The most recent data showed Lottery sales and net profits were already sluggish even before the pandemic hit. Through the end of February, estimated net profits, which go to cities and towns, were down about $38.7 million compared to the same period in 2019, A record $1.1 billion from the Lottery was distributed in local aid in 2019.
State Treasurer Deborah Goldberg and Lottery officials have been pushing the Legislature and Gov. Charlie Baker for years to allow the agency to start online sales, an effort that may be helped by the decrease in revenue.
“As an in-store cash-only business, with a stay-at-home advisory currently in place and many of our retail partners being closed, we anticipate that these figures will continue to be drastically lower than usual,” Michael Sweeney, the Lottery’s executive director, said in a statement.
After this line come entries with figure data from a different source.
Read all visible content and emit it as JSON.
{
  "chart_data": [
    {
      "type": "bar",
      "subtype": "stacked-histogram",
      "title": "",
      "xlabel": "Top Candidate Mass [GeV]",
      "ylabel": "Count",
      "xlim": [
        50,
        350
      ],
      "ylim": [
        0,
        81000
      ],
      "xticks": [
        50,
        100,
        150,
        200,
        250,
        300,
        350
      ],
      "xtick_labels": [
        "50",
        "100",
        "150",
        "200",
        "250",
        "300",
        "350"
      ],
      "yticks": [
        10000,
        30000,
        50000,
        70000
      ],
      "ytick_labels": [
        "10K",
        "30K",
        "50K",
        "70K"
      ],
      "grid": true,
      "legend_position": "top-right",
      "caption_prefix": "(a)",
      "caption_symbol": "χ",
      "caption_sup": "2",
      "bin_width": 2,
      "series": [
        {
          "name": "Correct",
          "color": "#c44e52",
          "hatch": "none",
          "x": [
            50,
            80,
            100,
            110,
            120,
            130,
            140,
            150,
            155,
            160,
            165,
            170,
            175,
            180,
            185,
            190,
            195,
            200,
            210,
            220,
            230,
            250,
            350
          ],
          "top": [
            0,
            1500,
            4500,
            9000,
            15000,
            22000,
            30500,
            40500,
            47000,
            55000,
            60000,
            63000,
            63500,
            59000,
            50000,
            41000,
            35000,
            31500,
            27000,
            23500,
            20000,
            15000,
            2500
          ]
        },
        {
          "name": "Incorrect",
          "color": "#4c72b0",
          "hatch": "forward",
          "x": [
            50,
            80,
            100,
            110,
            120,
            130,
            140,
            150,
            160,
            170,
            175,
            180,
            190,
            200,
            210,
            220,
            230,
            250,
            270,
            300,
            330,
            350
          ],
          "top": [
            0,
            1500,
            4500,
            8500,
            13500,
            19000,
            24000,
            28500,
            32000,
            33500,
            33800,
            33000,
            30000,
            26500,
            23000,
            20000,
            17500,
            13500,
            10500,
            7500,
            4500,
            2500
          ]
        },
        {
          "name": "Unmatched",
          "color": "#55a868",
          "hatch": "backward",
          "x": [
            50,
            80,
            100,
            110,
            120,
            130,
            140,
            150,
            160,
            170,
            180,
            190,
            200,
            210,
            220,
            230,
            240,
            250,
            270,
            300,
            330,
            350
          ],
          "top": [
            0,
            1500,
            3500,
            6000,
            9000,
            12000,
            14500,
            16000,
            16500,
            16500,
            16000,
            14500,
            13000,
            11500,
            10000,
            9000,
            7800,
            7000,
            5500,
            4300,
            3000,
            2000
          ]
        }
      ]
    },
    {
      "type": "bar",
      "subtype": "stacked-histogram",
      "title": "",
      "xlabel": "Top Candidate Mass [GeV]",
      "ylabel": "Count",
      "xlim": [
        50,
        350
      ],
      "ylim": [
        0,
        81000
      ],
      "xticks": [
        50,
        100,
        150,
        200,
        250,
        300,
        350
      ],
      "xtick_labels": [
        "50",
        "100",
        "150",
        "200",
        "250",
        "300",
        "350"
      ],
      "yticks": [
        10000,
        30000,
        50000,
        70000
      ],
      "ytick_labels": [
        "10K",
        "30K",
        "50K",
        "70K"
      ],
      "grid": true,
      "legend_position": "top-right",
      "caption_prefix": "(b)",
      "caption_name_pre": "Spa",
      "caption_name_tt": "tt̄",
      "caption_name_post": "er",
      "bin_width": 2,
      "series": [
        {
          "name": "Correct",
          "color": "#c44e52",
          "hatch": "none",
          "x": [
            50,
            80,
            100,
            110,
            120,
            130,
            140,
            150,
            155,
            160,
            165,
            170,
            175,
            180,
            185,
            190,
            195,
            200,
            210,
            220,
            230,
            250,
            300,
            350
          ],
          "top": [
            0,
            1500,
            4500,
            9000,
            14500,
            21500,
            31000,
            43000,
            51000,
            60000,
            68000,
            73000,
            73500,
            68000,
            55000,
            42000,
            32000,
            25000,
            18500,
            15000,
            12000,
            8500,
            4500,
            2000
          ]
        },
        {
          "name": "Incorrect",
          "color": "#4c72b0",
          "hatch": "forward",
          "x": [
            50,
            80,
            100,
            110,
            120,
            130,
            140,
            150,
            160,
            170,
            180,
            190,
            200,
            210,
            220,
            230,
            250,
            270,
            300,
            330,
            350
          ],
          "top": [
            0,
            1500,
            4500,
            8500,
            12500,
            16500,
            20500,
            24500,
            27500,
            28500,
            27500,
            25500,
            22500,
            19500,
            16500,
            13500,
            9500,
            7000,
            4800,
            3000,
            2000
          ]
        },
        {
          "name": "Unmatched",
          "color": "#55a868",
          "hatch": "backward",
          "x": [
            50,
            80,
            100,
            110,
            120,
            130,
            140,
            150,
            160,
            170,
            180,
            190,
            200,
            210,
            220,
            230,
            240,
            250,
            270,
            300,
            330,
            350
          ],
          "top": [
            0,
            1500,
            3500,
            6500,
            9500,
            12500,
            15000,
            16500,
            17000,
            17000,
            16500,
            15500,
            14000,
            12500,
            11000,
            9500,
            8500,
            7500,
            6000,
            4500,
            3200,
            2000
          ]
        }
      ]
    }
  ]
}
For gig workers, wait continues for unemployment pay
Self-employed workers who are anxiously awaiting the green light to apply for unemployment benefits under the federal CARES Act will have to wait a little longer.
Gov. Charlie Baker said today that the state is still waiting for further “guidance” from the federal government before launching the state program that will extend benefits to workers who are not part of the traditional unemployment insurance system.
The $2.2 trillion emergency federal measure opened up unemployment pay to self-employed workers and those in the “gig economy” like Uber drivers and Instacart shoppers, who are classified by those companies as independent contractors. Figuring out how to account for them in the state unemployment system will be a challenging undertaking, but Baker suggested his administration has been working to have a system close to ready once the final federal guidance arrives.
“We’ve spent a bunch of time trying to figure out how we would actually get money out the door given the difficulty associated with a population that, as we’ve talked about here, doesn’t actually have a footprint within the existing UI system,” he said. “And I think we’ve come up with some ways that we can do that, but they need to be done in conjunction with and in compliance with whatever we get from the feds.”
He has urged self-employed residents not to try to sign up for benefits yet on the state unemployment insurance website because they’ll not be able to register there.
For those within the standard unemployment insurance system who have applied for benefits, Baker said checks should be going out within a week and will include the additional $600 per week included in the CARES Act approved by Congress.